The second announcement is less dramatic. It involves using nanoparticles to cross mucus barriers. That’s less dramatic, but it’s an important achievement. The human body has many organs with natural mucus barriers – the stomach, intestines, lungs, eyes, throat, cervix – some of which are nearly impermeable to traditional drug chemistry. The nanoparticles developed by the Johns Hopkins School of Medicine (Maryland, USA) have a special outer layer of polyethylene glycol (commercially, Carbowax), which makes it possible for the particles to penetrate mucus membranes with ease. The nanoparticles have been created with an inner layer of polysebacic acid, which can hold a variety of drug or genetic molecules, making the particles a drug delivery system that can be targeted for specific diseases. Better yet, the nanoparticles are designed to release their drug cargo as they biodegrade. In effect, the dissolving of the particles is the timer for release of the drugs, and when that’s over, the nanoparticle compounds are flushed out with normal bodily systems.
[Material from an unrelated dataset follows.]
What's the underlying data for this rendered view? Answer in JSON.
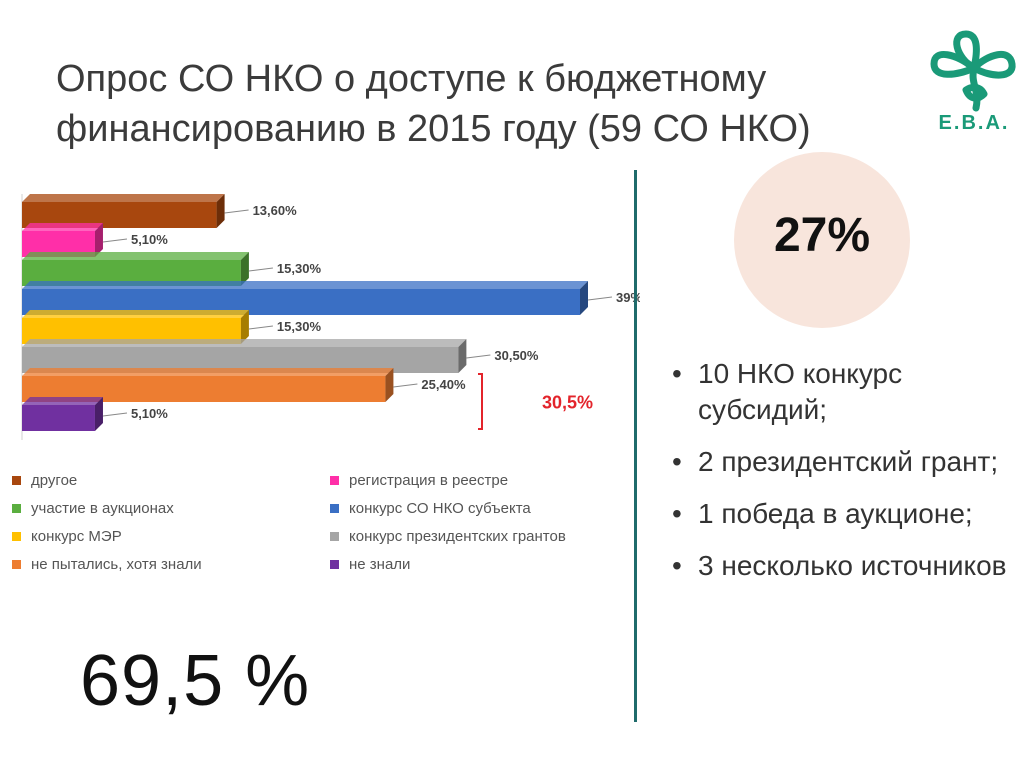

The original target for these nanoparticles is cystic fibrosis, which is notorious for creating unusually thick and sticky mucus in the lungs and gut.

The team’s work was reported recently in the Proceedings of the National Academy of Sciences. Hanes’ collaborators included cystic fibrosis expert Pamela Zeitlin, a professor of pediatrics at the Johns Hopkins School of Medicine and director of pediatric pulmonary medicine at the Johns Hopkins Children’s Center.

“Cystic fibrosis mucus is notoriously thick and sticky and represents a huge barrier to aerosolized drug delivery,” she said. “In our study, the nanoparticles were engineered to travel through cystic fibrosis mucus at a much greater velocity than ever before, thereby improving drug delivery. This work is critically important to moving forward with the next generation of small molecule and gene-based therapies.”

[Source: Nanotechnology Today]

This use of nanoparticles has many potential applications, some of which are in development.